Y el director al fin y al cabo se enteró, es claro, y llamó a capítulo a todo el mundo y prometió un castigo ejemplar para el autor de la hazaña.

Pero en cuanto supo que la agresión fue involuntaria, y que había partido de Teodoro, a cuyos padres rendía él consideraciones casi serviles por lo mucho que le sonaba el apellido, limitó la terrible reprimenda a un profundo y filosófico sermón sobre la influencia de las pedreas en los destinos de los jóvenes.

Aquello exaltó, en vez de calmar, la cólera de Julián, que esperaba ver colgado de las vigas del techo al elegante caballerito; y la cólera recogida e impotente se convirtió luego en una lágrima, en una de esas lágrimas que dejan huella invisible, pero eterna, en las mejillas de los niños.

Y tan honda, o más honda aún que la herida de la frente hecha por la mano de un compañero de colegio, fue la otra, la hecha por la injusticia de los hombres, la que llevó a partir de aquel día en el fondo del alma el levantisco Julián.

La raza indómita de los Hidalgos, provocada y hostilizada en un espíritu infantil, empezaba a revelarse.

Y en esta situación de ánimo sorprendió al muchacho la época de exámenes y el reparto de premios, que él esperaba con ansia, satisfecho de haber ganado muchos. Bien poco le duró la satisfacción. Los maestros, que le habían tomado ojeriza por los muchos sobresaltos que les daba, repartieron sus tres premios, brillantemente ganados en las clases de Matemáticas, Filosofía y Letras, entre otros condiscípulos.

Así creyó morirse de coraje cuando oyó, en plena fiesta y delante de su padre, que aún vivía, y de su pariente don Anselmo, aquel continuo llamar a los demás alumnos.

A un desconocido Mengánez le dieron los de Matemáticas, y a un Fulano, también desconocido, el primero de Filosofía.

Oír aquellos nombres indeterminados y sentirse poseído de santísimo furor de protesta, todo fue uno.

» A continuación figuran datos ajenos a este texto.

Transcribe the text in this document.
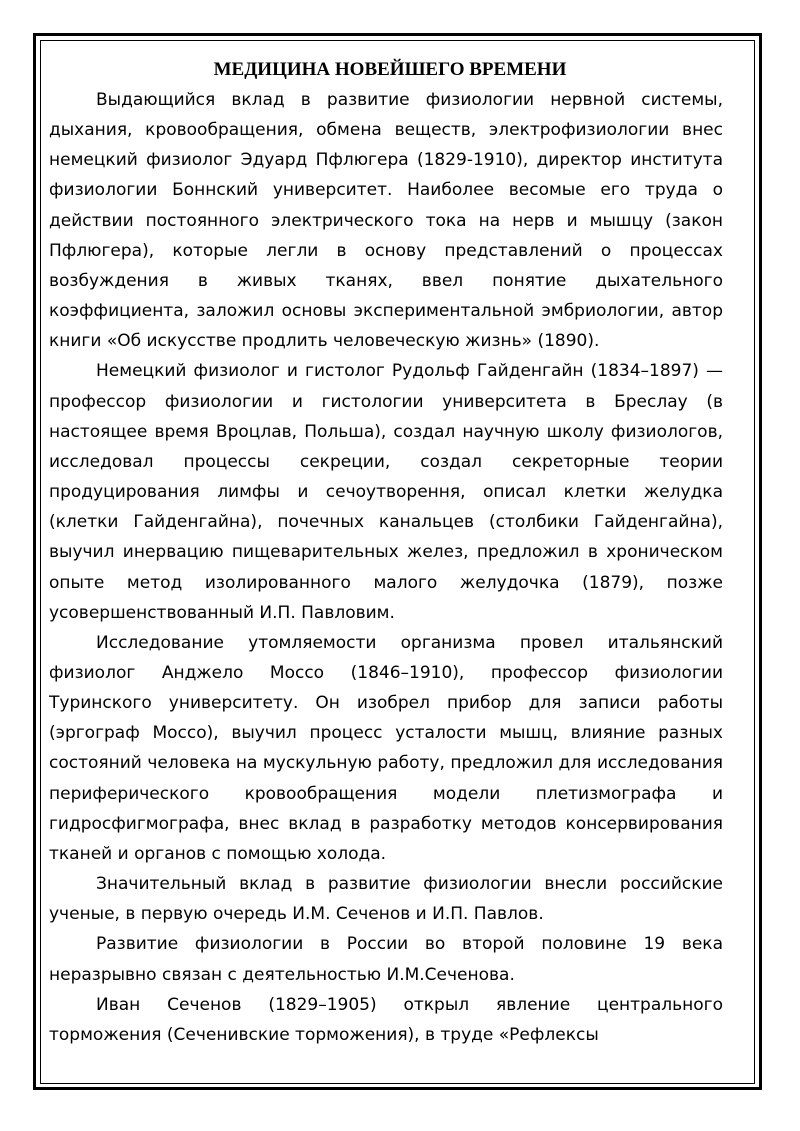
МЕДИЦИНА НОВЕЙШЕГО ВРЕМЕНИ

Выдающийся вклад в развитие физиологии нервной системы, дыхания, кровообращения, обмена веществ, электрофизиологии внес немецкий физиолог Эдуард Пфлюгера (1829-1910), директор института физиологии Боннский университет. Наиболее весомые его труда о действии постоянного электрического тока на нерв и мышцу (закон Пфлюгера), которые легли в основу представлений о процессах возбуждения в живых тканях, ввел понятие дыхательного коэффициента, заложил основы экспериментальной эмбриологии, автор книги «Об искусстве продлить человеческую жизнь» (1890).

Немецкий физиолог и гистолог Рудольф Гайденгайн (1834–1897) — профессор физиологии и гистологии университета в Бреслау (в настоящее время Вроцлав, Польша), создал научную школу физиологов, исследовал процессы секреции, создал секреторные теории продуцирования лимфы и сечоутворення, описал клетки желудка (клетки Гайденгайна), почечных канальцев (столбики Гайденгайна), выучил инервацию пищеварительных желез, предложил в хроническом опыте метод изолированного малого желудочка (1879), позже усовершенствованный И.П. Павловим.

Исследование утомляемости организма провел итальянский физиолог Анджело Моссо (1846–1910), профессор физиологии Туринского университету. Он изобрел прибор для записи работы (эргограф Моссо), выучил процесс усталости мышц, влияние разных состояний человека на мускульную работу, предложил для исследования периферического кровообращения модели плетизмографа и гидросфигмографа, внес вклад в разработку методов консервирования тканей и органов с помощью холода.

Значительный вклад в развитие физиологии внесли российские ученые, в первую очередь И.М. Сеченов и И.П. Павлов.

Развитие физиологии в России во второй половине 19 века неразрывно связан с деятельностью И.М.Сеченова.

Иван Сеченов (1829–1905) открыл явление центрального торможения (Сеченивские торможения), в труде «Рефлексы
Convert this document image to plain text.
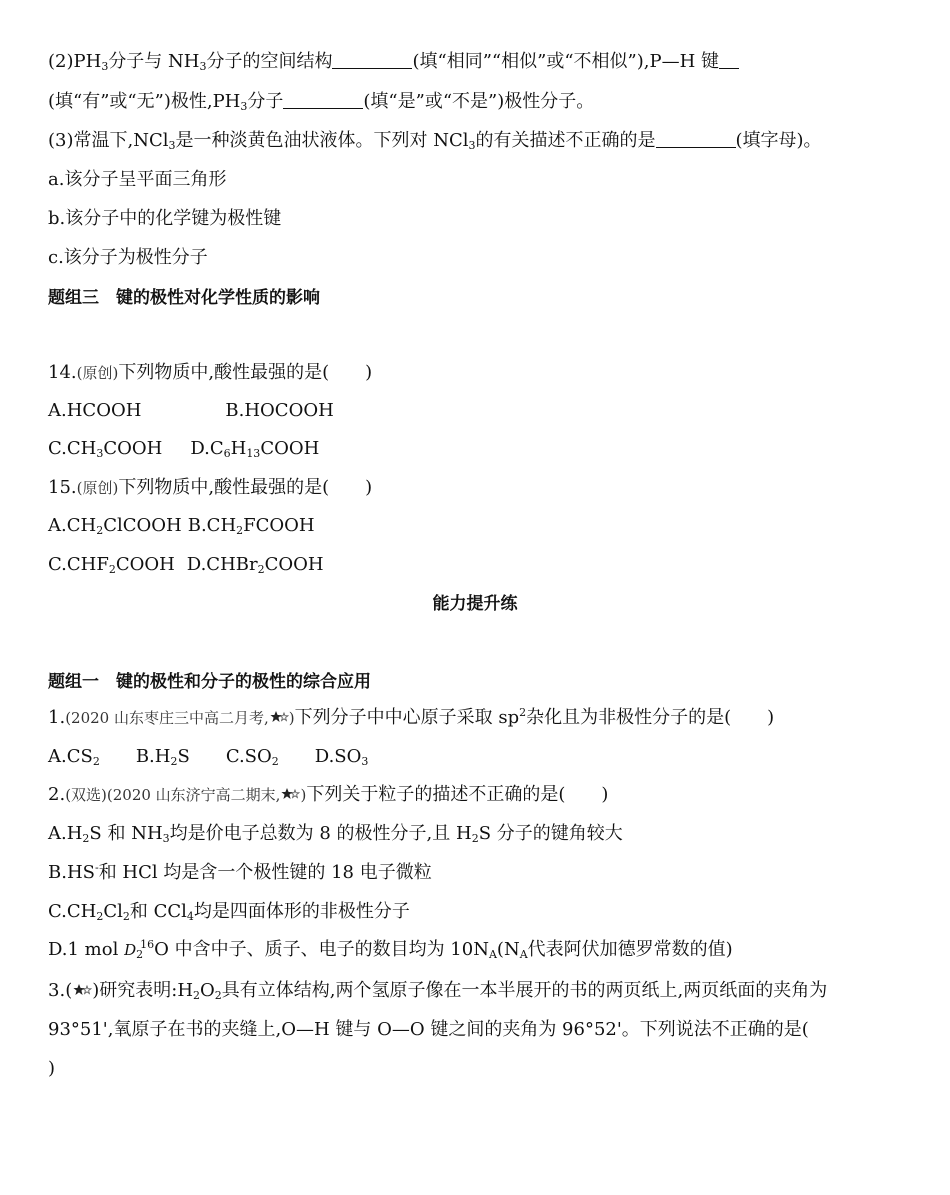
$(2)PH_3$分子与 $NH_3$分子的空间结构	(填“相同”“相似”或“不相似”),P—H 键
(填“有”或“无”)极性$,PH_3$分子	(填“是”或“不是”)极性分子。
(3)常温下,NCl$_3$是一种淡黄色油状液体。下列对 NCl$_3$的有关描述不正确的是	(填字母)。
a.该分子呈平面三角形
b.该分子中的化学键为极性键
c.该分子为极性分子
题组三　键的极性对化学性质的影响
14.(原创)下列物质中,酸性最强的是(　　)
A.HCOOH	B.HOCOOH
$C.CH_3COOH$ $D.C_6H_{13}COOH$
15.(原创)下列物质中,酸性最强的是(　　)
$A.CH_2ClCOOH$ $B.CH_2FCOOH$
$C.CHF_2COOH$ D.CHBr$_2$COOH
能力提升练
题组一　键的极性和分子的极性的综合应用
1.(2020 山东枣庄三中高二月考, )下列分子中中心原子采取 $sp^2$杂化且为非极性分子的是(　　)
$A.CS_2$ $B.H_2S$ $C.SO_2$ $D.SO_3$
2.(双选)(2020 山东济宁高二期末, )下列关于粒子的描述不正确的是(　　)
$A.H_2S$ 和 $NH_3$均是价电子总数为 8 的极性分子,且 $H_2S$ 分子的键角较大
B.HS-和 HCl 均是含一个极性键的 18 电子微粒
$C.CH_2Cl_2$和 CCl$_4$均是四面体形的非极性分子
D.1 mol $D_2^{16}O$ 中含中子、质子、电子的数目均为 $10N_A(N_A$代表阿伏加德罗常数的值)
3.( )研究表明$:H_2O_2$具有立体结构,两个氢原子像在一本半展开的书的两页纸上,两页纸面的夹角为
93°51',氧原子在书的夹缝上,O—H 键与 O—O 键之间的夹角为 96°52'。下列说法不正确的是(
)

Se levantó súbito del asiento, y sin respetar ni la presencia de sus parientes, ni lo selecto del concurso, exclamó, enseñando los puños:

-¡Eso no, caramba! ¡Esos premios son míos... míos! ¿Por qué se los dan a esos jumentos, a esos...

El asombro de los allí presentes no era para descripto: el director tomó un gran berrenchín; el tío, don Anselmo, dijo que aquella incalificable rebeldía estaba pidiendo algo así como el tormento de la Inquisición, y José Andrés, que en el fondo se regocijaba de la salida del muchacho, aunque otra cosa dijera, decidió separarlo del colegio para meterlo, no en la cárcel, como pretendía Espinosa, sino en la Universidad, que era más liberal que el Instituto. De la Universidad salió, sin completar sus estudios, a ponerse al frente de la secular posesión que su padre conservaba, como reliquia santa, allá en los mismos augustos montes donde fueron degollados sus abuelos.